Multispecies sustainability: a new definition
The sustainability concept in its current form suffers from reductionism. The common interpretation of ‘meeting the needs of the present without compromising the ability of future generations to meet their own needs’ fails to explicitly recognize their interdependence with needs of current and future non-human generations. In our initial paper in Global Sustainability, we argue together with our group of nineteen colleagues that the focus of sustainability on human well-being – a purely utilitarian view of nature as a resource for humanity – limits its conceptual and analytical power, as well as real-world sustainability transformation efforts. We propose a broadened concept of ‘multispecies sustainability’ by acknowledging interdependent needs of multiple species’ current and future generations. We develop the concept in three steps: (1) discussing normative aspects, fundamental principles underlying the concept, and potential visual models, (2) showcasing radically diverging futures emerging from a scenario thought experiment based on the axes sustainable-unsustainable and multispecies-anthropocentric, and (3) exploring how multispecies sustainability can be applied to research and policy-making through two case studies (a multispecies stakeholder framework and the Healthy Urban Microbiome Initiative).
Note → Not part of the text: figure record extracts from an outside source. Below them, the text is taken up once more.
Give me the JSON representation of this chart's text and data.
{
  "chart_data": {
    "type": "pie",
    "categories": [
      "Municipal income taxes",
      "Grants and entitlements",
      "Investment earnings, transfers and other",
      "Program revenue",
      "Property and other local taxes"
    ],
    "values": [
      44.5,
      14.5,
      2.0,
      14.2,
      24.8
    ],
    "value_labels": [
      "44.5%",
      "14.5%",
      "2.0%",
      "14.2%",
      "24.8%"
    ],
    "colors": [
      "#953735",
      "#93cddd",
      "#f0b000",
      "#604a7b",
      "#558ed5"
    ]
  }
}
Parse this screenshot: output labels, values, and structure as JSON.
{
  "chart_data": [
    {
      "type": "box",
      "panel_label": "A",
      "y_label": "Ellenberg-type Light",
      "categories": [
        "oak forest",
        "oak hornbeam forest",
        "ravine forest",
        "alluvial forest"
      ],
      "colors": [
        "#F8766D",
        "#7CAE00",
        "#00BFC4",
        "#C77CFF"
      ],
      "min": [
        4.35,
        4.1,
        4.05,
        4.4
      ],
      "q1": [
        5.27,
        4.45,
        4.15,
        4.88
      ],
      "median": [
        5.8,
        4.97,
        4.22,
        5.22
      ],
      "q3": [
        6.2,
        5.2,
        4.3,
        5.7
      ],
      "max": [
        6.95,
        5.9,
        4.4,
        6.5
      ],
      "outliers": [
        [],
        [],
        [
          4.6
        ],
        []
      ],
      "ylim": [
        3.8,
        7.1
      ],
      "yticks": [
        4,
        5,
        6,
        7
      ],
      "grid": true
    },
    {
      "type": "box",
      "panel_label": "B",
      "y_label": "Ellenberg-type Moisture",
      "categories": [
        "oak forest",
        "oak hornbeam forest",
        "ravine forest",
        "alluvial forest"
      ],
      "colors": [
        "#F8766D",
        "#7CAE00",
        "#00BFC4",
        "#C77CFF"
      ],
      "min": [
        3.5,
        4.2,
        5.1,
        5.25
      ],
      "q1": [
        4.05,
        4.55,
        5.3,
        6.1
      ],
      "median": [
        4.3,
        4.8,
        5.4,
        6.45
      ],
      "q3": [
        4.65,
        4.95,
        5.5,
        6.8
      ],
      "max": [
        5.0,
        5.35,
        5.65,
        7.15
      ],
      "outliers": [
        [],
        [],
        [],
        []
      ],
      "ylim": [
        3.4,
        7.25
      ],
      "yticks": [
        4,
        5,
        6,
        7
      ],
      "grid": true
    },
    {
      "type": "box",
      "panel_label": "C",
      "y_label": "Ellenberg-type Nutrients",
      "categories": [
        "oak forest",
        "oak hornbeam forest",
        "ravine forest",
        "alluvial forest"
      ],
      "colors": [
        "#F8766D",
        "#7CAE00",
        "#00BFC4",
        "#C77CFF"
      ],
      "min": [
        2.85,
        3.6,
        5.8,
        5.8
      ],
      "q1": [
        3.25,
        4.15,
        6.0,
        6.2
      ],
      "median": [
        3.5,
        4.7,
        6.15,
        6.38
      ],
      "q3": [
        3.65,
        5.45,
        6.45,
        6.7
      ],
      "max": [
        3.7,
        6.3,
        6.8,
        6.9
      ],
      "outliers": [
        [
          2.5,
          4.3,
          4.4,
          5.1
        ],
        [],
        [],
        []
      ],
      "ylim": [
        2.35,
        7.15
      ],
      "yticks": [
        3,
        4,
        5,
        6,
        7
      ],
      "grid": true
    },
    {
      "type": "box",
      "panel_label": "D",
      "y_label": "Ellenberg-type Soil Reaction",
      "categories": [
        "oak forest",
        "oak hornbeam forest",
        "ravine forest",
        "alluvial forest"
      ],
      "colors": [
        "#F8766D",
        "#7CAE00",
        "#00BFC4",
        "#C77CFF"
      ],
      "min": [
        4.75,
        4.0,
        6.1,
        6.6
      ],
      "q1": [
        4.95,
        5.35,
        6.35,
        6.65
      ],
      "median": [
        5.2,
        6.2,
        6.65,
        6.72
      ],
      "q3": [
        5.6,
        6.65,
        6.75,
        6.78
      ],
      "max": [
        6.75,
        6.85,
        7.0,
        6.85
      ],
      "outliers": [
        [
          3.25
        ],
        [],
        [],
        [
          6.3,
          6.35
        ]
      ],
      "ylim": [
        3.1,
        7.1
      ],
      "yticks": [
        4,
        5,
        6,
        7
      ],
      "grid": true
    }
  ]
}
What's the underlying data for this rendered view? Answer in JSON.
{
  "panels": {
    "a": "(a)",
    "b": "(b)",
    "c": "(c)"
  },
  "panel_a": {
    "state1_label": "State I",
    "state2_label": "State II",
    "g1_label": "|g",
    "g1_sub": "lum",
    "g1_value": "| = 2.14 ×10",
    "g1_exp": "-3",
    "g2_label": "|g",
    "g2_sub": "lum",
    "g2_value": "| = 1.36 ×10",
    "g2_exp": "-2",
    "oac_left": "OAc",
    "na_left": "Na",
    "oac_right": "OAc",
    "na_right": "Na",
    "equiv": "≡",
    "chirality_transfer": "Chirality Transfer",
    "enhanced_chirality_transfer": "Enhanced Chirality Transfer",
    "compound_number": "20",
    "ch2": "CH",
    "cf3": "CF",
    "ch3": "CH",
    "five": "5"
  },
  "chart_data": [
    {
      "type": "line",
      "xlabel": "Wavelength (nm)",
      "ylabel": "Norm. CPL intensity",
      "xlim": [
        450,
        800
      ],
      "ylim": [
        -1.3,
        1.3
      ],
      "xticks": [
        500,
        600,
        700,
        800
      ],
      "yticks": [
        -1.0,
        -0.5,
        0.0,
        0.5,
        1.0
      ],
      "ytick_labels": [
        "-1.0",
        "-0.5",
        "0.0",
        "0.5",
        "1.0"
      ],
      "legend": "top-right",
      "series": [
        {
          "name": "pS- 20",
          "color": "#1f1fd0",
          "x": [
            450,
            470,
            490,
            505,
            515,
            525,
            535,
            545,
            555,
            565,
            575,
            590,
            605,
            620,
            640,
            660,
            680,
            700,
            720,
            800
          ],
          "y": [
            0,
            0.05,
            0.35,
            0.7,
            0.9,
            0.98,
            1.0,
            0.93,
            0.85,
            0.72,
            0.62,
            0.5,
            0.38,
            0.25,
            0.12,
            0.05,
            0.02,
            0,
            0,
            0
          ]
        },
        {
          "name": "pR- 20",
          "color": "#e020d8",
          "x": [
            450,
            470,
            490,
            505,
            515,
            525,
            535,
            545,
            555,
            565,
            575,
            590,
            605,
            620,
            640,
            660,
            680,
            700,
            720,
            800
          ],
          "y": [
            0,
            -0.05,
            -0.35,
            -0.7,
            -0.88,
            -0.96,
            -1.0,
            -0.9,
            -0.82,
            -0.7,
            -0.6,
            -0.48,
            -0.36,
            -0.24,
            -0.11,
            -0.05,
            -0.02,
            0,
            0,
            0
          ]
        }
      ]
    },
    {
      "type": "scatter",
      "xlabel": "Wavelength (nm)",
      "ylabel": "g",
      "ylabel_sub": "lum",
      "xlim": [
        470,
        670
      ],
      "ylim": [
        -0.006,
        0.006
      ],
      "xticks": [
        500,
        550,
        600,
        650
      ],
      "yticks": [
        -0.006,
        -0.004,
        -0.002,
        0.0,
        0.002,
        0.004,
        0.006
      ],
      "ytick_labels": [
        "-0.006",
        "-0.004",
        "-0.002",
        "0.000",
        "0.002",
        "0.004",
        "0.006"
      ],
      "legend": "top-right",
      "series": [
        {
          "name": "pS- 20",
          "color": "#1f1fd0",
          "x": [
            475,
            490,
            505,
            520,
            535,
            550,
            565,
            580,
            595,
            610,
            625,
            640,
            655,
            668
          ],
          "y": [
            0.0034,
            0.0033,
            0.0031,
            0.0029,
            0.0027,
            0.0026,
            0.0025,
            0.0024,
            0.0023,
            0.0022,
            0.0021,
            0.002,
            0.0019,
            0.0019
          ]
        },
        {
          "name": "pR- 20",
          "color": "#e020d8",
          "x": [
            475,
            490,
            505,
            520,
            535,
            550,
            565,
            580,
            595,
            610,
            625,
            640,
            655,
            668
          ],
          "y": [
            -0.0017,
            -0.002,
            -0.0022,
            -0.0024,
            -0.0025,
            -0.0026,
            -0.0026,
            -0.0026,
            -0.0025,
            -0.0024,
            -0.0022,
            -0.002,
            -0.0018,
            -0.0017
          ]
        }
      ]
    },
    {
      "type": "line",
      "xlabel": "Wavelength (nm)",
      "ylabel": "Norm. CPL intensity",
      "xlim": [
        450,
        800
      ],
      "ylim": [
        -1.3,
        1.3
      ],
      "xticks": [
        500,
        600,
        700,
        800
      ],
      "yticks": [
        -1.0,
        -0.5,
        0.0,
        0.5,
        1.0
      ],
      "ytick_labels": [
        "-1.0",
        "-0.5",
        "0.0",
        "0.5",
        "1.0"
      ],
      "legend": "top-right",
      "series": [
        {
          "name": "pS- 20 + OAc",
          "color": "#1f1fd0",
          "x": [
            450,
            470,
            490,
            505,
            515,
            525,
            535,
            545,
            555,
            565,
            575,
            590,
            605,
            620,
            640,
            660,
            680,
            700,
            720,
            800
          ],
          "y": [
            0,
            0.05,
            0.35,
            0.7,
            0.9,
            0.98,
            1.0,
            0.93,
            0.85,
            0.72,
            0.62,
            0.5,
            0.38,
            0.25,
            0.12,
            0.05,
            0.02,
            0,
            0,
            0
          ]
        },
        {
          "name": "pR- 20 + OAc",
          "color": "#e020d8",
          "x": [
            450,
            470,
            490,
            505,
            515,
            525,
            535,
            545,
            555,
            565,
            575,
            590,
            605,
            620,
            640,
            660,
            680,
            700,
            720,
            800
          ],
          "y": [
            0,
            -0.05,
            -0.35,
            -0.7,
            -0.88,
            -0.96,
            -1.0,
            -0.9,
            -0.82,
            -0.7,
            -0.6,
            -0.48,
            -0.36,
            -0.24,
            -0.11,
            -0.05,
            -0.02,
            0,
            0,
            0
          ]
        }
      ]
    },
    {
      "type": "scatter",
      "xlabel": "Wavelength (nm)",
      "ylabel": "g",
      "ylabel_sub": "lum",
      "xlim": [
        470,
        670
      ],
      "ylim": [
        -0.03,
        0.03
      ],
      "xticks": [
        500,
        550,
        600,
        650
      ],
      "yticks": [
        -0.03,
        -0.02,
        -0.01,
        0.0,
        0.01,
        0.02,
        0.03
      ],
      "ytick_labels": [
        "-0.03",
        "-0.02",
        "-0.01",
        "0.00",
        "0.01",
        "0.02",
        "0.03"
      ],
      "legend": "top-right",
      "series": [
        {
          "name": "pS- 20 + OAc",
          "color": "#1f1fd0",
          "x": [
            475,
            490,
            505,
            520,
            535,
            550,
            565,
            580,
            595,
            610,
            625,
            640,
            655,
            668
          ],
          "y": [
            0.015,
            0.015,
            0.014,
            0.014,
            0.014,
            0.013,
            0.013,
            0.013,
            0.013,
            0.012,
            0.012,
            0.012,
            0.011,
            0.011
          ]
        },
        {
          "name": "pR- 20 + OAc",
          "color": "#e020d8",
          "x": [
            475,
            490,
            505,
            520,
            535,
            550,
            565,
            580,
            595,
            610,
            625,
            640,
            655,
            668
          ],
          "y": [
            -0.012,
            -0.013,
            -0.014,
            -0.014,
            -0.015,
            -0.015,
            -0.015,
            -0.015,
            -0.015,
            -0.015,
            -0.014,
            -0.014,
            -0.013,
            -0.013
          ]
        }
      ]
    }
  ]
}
Here’s our proposed, preliminary definition:
Multispecies sustainability means meeting the diverse, changing, interdependent, and irreducibly inseparable needs of all species of the present, while enhancing the ability of future generations of all species to meet their own needs.Rupprecht et al, 2020, Global Sustainability
We see our new proposed definition of “multispecies sustainability” as the start of a long-term re-evaluation of sustainability theory, and hope to develop it into a strong and useful concept that also lends itself to operationalization.
Visual model of multispecies sustainability focused on interdependence. Elements depend on those containing them, and are affected by those they contain.
Visual model of multispecies sustainability emphasizing shared agency in shaping the earth system.